'Problematic' Aussie executives bring unfair dismissal work to Hesketh Henry.

New Zealanders pride themselves on being different from Australians and their differences in employment legislation are bringing Kiwi firms a good line of unfair dismissal work.

Arguably the largest source of work has come from the 2001 dot-com bubble burst when several 'problematic' Australian senior executives travelled to New Zealand to terminate staff, without undergoing any formal process. "They simply informed staff of their termination and asked them to sign a deed of release. Now this was fatal since Kiwi consultation requirements for redundancy far exceed that of Australia and the most common remedy for unjustified dismissal is reinstatement, now you can just imagine how the Aussie managing director or CEO felt about that," said Hesketh Henry partner Jim Roberts.

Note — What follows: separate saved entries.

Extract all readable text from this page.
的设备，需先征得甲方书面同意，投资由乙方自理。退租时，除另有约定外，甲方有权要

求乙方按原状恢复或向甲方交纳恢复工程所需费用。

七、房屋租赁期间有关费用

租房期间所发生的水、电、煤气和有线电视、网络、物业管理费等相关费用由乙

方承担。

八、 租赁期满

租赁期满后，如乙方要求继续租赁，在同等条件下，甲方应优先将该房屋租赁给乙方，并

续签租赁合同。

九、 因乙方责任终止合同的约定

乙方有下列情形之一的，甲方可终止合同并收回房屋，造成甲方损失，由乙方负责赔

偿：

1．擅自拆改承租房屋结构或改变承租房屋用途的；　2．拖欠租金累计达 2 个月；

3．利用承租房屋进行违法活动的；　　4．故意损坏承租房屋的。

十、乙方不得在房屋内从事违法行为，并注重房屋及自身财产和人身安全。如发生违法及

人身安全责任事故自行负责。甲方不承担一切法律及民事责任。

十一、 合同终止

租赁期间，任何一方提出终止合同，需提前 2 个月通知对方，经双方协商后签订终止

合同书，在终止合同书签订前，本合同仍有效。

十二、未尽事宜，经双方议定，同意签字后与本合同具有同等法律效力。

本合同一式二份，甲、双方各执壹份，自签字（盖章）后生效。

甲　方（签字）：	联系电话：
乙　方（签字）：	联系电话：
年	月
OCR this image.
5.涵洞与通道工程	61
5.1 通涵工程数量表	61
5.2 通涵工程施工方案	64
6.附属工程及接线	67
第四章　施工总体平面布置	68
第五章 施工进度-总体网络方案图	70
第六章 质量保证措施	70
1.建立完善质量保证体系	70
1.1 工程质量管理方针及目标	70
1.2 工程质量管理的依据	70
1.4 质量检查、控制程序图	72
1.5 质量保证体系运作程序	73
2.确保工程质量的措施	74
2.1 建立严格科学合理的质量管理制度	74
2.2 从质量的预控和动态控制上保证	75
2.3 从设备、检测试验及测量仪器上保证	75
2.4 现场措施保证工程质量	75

Australian senior executives and directors are common in New Zealand, and corporate boards often consist of both Kiwi and Australian directors, partly due to significant investment between the two countries.

So far Roberts has observed a new trend of Australian clients seeking advice prior to executing retrenchments. This is partly because more of them are aware of the differences in Kiwi employment law. "We are currently working on a process involving a US-headquartered company, where it has insisted that the business avoid redundancies in both Australia and New Zealand - a positive change," he said.